#49: Escher-like cookie cutter

I’m a great admirer of MC Escher. There are numerous possible practical applications of his idea of single-shape tesselations.

The simplest and most obvious is to create a cookie cutter. Not only does this eliminate waste, but if you make one tray of dark and and one of light chocolate brownie, then you can combine tiles from each to create a pleasing (and highly calorific) pattern. Yum.

echerlike80.jpg

More on applications of Escher-like patterns later…

6 Comments:

  1. I actually made this a while ago (http://www.thingiverse.com/thing:3248) and now found out I wasn’t the only one who came up with it 🙂

    • Cool. I’ve been trying to think of a way to make a fractal cookie cutter…one for which every cut consists of multiple versions of the same shape at different scales. Still thinking about that one.

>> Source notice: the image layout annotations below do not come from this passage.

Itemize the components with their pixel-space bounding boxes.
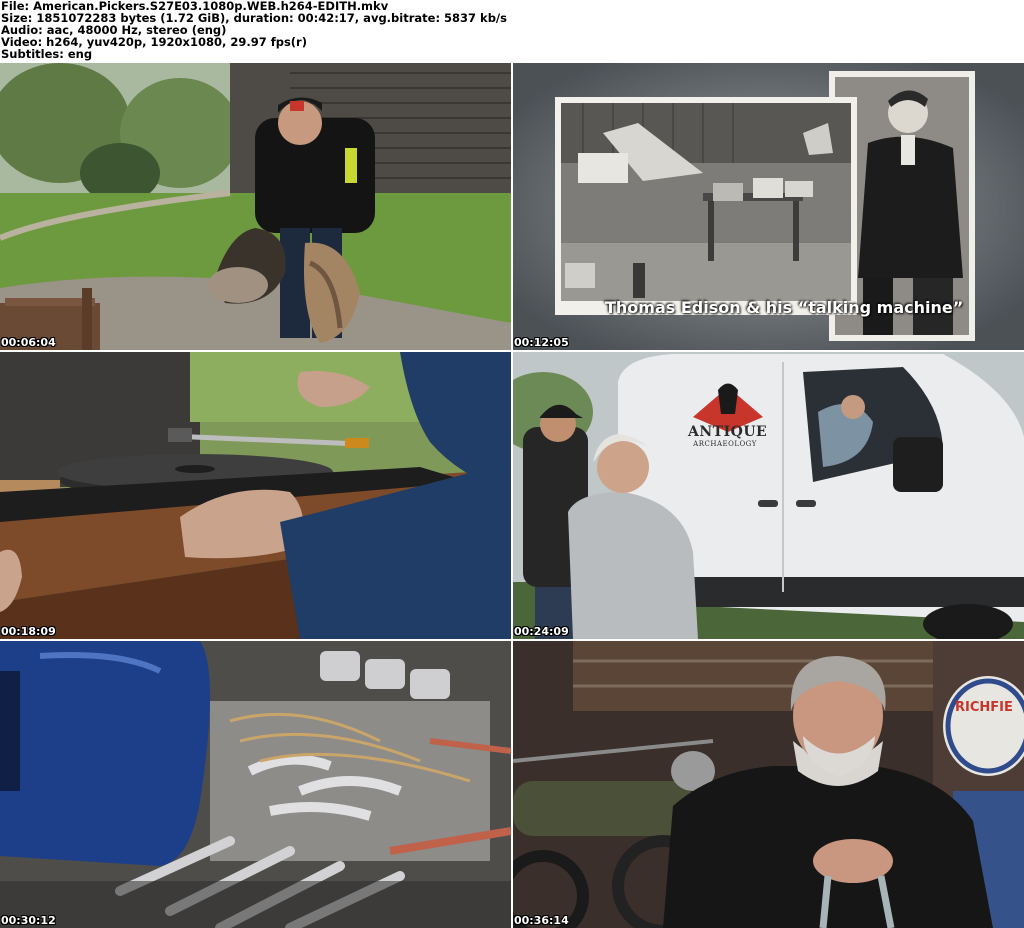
thumbnail-5-image <box>0 641 511 928</box>
thumbnail-3-timestamp: 00:18:09 <box>1 625 56 638</box>
thumbnail-1-timestamp: 00:06:04 <box>1 336 56 349</box>
thumbnail-2-caption: Thomas Edison & his “talking machine” <box>605 298 964 317</box>
subtitles-line: Subtitles: eng <box>1 47 93 61</box>
thumbnail-6-image <box>513 641 1024 928</box>
video-info-line: Video: h264, yuv420p, 1920x1080, 29.97 f… <box>1 35 307 49</box>
thumbnail-5-timestamp: 00:30:12 <box>1 914 56 927</box>
file-info-header: File: American.Pickers.S27E03.1080p.WEB.… <box>0 0 1024 63</box>
thumbnail-6-sign-text: RICHFIE <box>955 700 1013 715</box>
van-brand-name: ANTIQUE <box>688 424 768 440</box>
thumbnail-1: 00:06:04 <box>0 63 511 350</box>
thumbnail-6: RICHFIE 00:36:14 <box>513 641 1024 928</box>
thumbnail-4-timestamp: 00:24:09 <box>514 625 569 638</box>
thumbnail-3-image <box>0 352 511 639</box>
van-brand-sub: ARCHAEOLOGY <box>693 440 757 448</box>
thumbnail-6-timestamp: 00:36:14 <box>514 914 569 927</box>
thumbnail-1-image <box>0 63 511 350</box>
thumbnail-4-image <box>513 352 1024 639</box>
thumbnail-5: 00:30:12 <box>0 641 511 928</box>
thumbnail-4: ANTIQUE ARCHAEOLOGY 00:24:09 <box>513 352 1024 639</box>
thumbnail-3: 00:18:09 <box>0 352 511 639</box>
van-logo-text: ANTIQUE ARCHAEOLOGY <box>688 424 768 448</box>
thumbnail-grid: 00:06:04 Thomas Edison & his “talking ma… <box>0 63 1024 928</box>
thumbnail-2: Thomas Edison & his “talking machine” 00… <box>513 63 1024 350</box>
thumbnail-2-timestamp: 00:12:05 <box>514 336 569 349</box>
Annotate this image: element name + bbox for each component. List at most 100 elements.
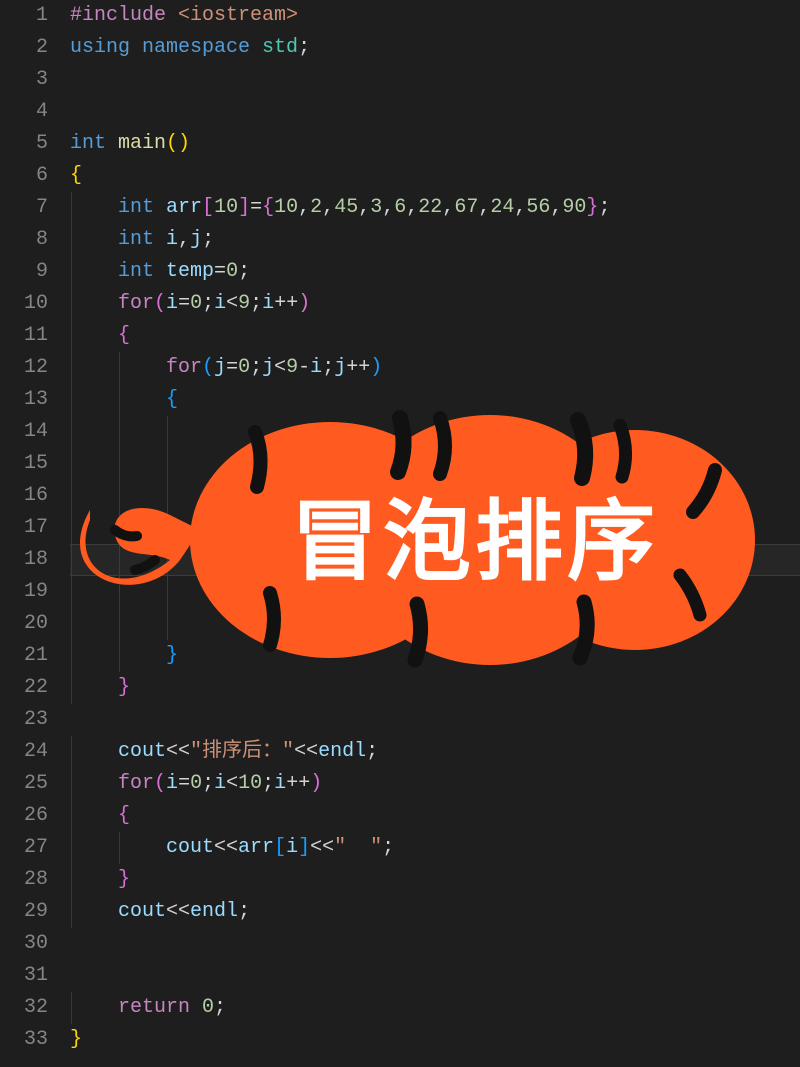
line-number: 6 bbox=[0, 160, 48, 192]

  2. And to add to your patent discussion, this clearly shows that openness is the best protection. By blogging your idea, Google knows that you came up with it first and so will the rest of the world.
    Your idea can be commercially protected by applying the appropriate CC license but that would be a bit hard to defend in the case of a particularly shaped cookie cutter 🙂

    • I have a number of great strategies for exploiting ideas without conventional legal protection -since I can’t afford that in most cases (I teach these via http://www.scotskills.com). The cookie cutter might still be protectable within certain countries as a registered design. In the UK this is actually pretty cheap but protects only the shape. Trying to police infringements via the UK courts is a waste of time and money (unless you are accusing a big corporate and you have tonnes of low-cost legal support -in which case an out of court settlement might be achievable. Frankly though, life’s too short to play these puerile games when invention itself is so emotionally rewarding).

      • Actually, now I think about it, I seem to remember that the Escher estate pursues a lot of people in defence of their rights. Is it 70 years since Escher died?